Visit Jimenez, Misamis Occidental where a priest might just set you up with a man whose dimples are to die for.
Visit Silay, Negros Occidental and get on a horse alongside hunky, hazel-eyed Negrense royalty.
Visit Kalibo, Aklan and find yourself in the arms of a cute drummer boy who just happens to be your kuya’s BFF.
Visit Hagonoy, Bulacan and spend All Saint’s Day next to a distracting boy who promises to write you a song.
Visit Vigan, Ilocos Sur and meet the hot man you used to bully when he was a shy, chubby boy.
Visit Pundaquit, Zambales and find love in a bronzed fisherman whose eyes hold depths you’ll want to explore.
I want to thank the authors of this anthology for sending me an e-ARC of Promdi Heart. I really appreciate it.
I usually don’t really like anthologies, especially romance one’s. I need time to get to know the characters before I feel invested in their story, and before I can really root for their romance. However, I actually ended up liking Promdi Heart!
Every story had something I liked. The first story had a very cute love interest with dimples, the second story was written in letter form and took place over the course of a few years, so you could really see the character growth. The third story had one of my favorite tropes (brother’s best friend), and the fourth one took place during All Saint’s Day, which I loved learning about. The fifth story had a very kind hearted and cute love interest, and the sixth story had my favorite setting of all of these stories.
However, there were also a few things I didn’t enjoy that much. Words like ‘crazy’ and ‘lunatic’ are used in ableist ways, and one story includes a bully falling in love with the person she bullied. This story felt very icky, because the love interest tells her ‘we were just kids, you were just teasing’ which feels very dismissive of people who were bullied as a kid and who have really been scarred by it.
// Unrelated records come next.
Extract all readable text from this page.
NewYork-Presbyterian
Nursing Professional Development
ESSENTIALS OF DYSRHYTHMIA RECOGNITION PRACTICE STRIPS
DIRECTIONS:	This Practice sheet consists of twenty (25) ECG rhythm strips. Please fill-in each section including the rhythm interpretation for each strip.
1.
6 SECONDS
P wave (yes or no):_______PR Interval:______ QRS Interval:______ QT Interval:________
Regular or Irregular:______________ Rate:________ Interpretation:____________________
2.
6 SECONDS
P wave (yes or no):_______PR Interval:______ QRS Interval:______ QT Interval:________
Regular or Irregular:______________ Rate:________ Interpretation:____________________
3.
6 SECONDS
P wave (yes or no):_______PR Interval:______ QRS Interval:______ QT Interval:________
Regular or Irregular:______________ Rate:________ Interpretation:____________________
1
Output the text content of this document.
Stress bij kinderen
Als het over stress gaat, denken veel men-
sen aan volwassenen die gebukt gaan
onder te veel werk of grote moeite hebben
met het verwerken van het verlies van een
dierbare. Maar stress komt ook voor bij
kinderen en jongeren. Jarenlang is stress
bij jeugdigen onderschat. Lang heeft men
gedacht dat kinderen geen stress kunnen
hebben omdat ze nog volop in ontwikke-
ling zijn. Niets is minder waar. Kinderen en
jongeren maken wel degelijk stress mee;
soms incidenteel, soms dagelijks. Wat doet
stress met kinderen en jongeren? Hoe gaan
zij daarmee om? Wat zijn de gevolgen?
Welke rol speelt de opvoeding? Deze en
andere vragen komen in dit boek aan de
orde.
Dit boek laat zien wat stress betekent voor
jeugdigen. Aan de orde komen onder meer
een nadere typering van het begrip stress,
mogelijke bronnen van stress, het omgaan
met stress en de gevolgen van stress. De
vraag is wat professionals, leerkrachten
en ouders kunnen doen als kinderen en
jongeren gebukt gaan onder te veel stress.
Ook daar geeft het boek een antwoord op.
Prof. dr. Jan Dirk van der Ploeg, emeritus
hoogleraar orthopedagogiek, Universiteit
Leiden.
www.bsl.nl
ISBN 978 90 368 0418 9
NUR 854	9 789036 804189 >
The thing I loved most about this stories is the overall exploration of culture, and the differences between all of the different hometowns. I loved reading about the food (which did make me incredibly hungry, so that was a bit of a downside, haha), the things that are celebrated and, often times, the family relationships. It’s something that’s very unique to this anthology, and definitely makes it stand out.
Overall, Promdi Heart is a very enjoyable and fun read, which is perfect for a hot summer’s day. But there are a few things, like the ableist language, that you might want to watch out for.